In his acceptance speech in his constituency of Witney, Mr Cameron said: “I believe it is already clear that the Labour government has lost its mandate to govern our country.
“What is clear from these results is that our country wants change. That change requires new leadership. Strong, stable, decisive and good government. What will guide me is the national interest.”
The uncertainty following the election is also darkened by news that an investigation will be held by the Electoral Commission into events at polling stations where polling officers closed the doors to queuing voters once the closing time of 10:00pm was reached.
In Sheffield students not bringing their polling cards were blamed for slowing down the voting procedure. However in other places people could not vote due to polling stations not even having enough ballot papers. In addition while some polling officers closed the doors to voters at 10:00pm in accordance with the rules, others allowed voters in and closed the doors to prevent them from being influenced by exit polls.
The night saw a few big names lose their seats. Former Labour Education Secretary Charles Clarke lost his seat, as did Shahid Malik and Jacqui Smith, the first woman Home Secretary who also became notorious for her expenses claim.

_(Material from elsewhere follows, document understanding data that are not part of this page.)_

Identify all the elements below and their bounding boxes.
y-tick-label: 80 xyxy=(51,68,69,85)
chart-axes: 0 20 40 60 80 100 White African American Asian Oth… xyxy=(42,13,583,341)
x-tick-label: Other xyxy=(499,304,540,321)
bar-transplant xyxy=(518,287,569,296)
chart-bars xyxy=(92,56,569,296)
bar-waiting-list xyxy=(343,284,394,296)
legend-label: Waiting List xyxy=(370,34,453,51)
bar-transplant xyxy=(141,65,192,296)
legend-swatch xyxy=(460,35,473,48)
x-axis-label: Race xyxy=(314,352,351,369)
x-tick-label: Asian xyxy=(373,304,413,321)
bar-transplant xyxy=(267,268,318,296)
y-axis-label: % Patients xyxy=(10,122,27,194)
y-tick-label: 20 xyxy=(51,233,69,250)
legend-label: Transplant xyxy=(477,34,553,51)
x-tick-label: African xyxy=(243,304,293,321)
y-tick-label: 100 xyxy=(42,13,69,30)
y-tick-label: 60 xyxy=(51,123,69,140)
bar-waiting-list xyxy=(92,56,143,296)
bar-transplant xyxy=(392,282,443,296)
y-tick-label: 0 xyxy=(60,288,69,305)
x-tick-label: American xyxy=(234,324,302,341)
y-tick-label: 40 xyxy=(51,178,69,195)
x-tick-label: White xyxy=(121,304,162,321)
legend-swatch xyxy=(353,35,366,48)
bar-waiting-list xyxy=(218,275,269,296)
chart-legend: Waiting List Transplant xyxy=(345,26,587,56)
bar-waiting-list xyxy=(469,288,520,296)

The Liberal Democrats also lost one of their few well known MP’s when Lembit Opik lost his Montgomeryshire seat to the Tories. Some Christians may also be relieved to hear that Dr Evan Harris of Oxford West, lost his seat. Dr Harris' strong support for liberal laws on abortion and euthanasia have earned him the name “Dr Death”.
The evening also saw upsets for and by smaller parties. Peter Robinson, the First Minister of Northern Ireland and leader of the DUP lost his seat to the non-sectarian Alliance Party. Mr Robinson was rocked by scandal last year when it emerged that his wife was found to have had an affair and misused public money.
In the seat of Brighton Pavilion Caroline Lucas, leader of the Greens, became the first MP for the party in its history, after a highly focused campaign there.
Meanwhile there will have been sighs of relief in Barking where Labour minister Margaret Hodge easily defeated Nick Griffin, leader of the British National Party. Ms Hodge secured 24,600 votes, while Mr Griffin came third behind the Tories with only 8,000 votes.